FromTheShire: Oh baby. At long last, after….like 10 years? of begging, we finally have a great Werewolf Commander who actually offers tribal support. Edric, Spymaster of Trest is probably a tier 2 cEDH commander because of how damn good this kind of draw is, and while we don’t have the same kind of cheap, evasive threats that blue does, we have ways to get big and trample over and take multiple combat steps so we can get bigger and trample over again to draw more cards so we can end the game. Tovolar is cheap so they can come down early and start causing havoc and drawing you cards, and it can’t be overstated how huge it is to be able to consistently flip your somewhat overcosted Human Werewolves into their terrifying alter egos. They even give you a built in Kessig Wolf Run to help you push damage through and get that sweet draw train rolling. Extremely excited to build this deck, and even more excited to see what other tools we might get in the next set. This is already shaping up to be a huge part of making Gruul terrifying in Standard as well.

 

Credit: Wizards of the Coast

Unnatural Moonrise

BPhilipYork: Another way to force day night, which again, unfortunately, I just don’t think will see much play in commander. If it’s good enough to be playable it’ll probably break constructed formats, but otherwise there will be probably just not be enough support for day/night cards.

FromTheShire: An excellent support piece for Tovolar that gives you an imitation if they’re not out, and lets you double up your draw triggers if they are. Very nice.

 

Credit: Wizards of the Coast

Katilda, Dawnhart Prime

BPhilipYork: Inherently turning all humans into mana dorks has a lot of potential, there are quite a lot of human token generators. Is it worth building a deck around? I think that’s the rub. If you do it’ll be a very vulnerable deck to blowing up the commander, but if you don’t the effect isn’t likely to occur often enough to be very meaningful.
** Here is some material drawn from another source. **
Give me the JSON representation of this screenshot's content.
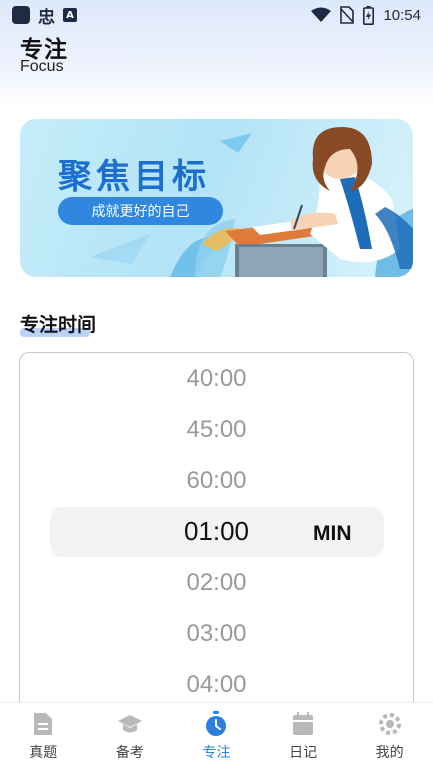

FromTheShire: You’re somewhat restricted by the colors, but this is a fun deck or part of the 99 in 5 color humans. The mana ability is super useful, and there’s a metric ton of counter synergies that work well here too.

 

Credit: Wizards of the Coast

Rite of Harmony

BPhilipYork: Enchantress as an instant, though it has some potential since it’s ETB rather than cast, so if you wanted to force some kind of Replenish deck it might be workable.

FromTheShire: Potentially massive for Modern Elves, this alternate to the banned Glimpse of Nature is extremely powerful. You have to splash white but this also triggers off of token creatures entering, fetching a Dryad Arbor, the creatures you get from Collected Company…. It also has flashback so you can fire it off early to draw a card or two and still have access to it on your big win the game turn. The same holds true for decks like Rhys the Redeemed that absolutely rain tokens.

 

Credit: Wizards of the Coast

Sigarda, Champion of Light

BPhilipYork: Pretty mediocre sadly. Read this card and compare it to Winota, Joiner of Forces, you can certainly build some cleric/angel human deck for fun and profit, but it won’t be that fun, or profitable.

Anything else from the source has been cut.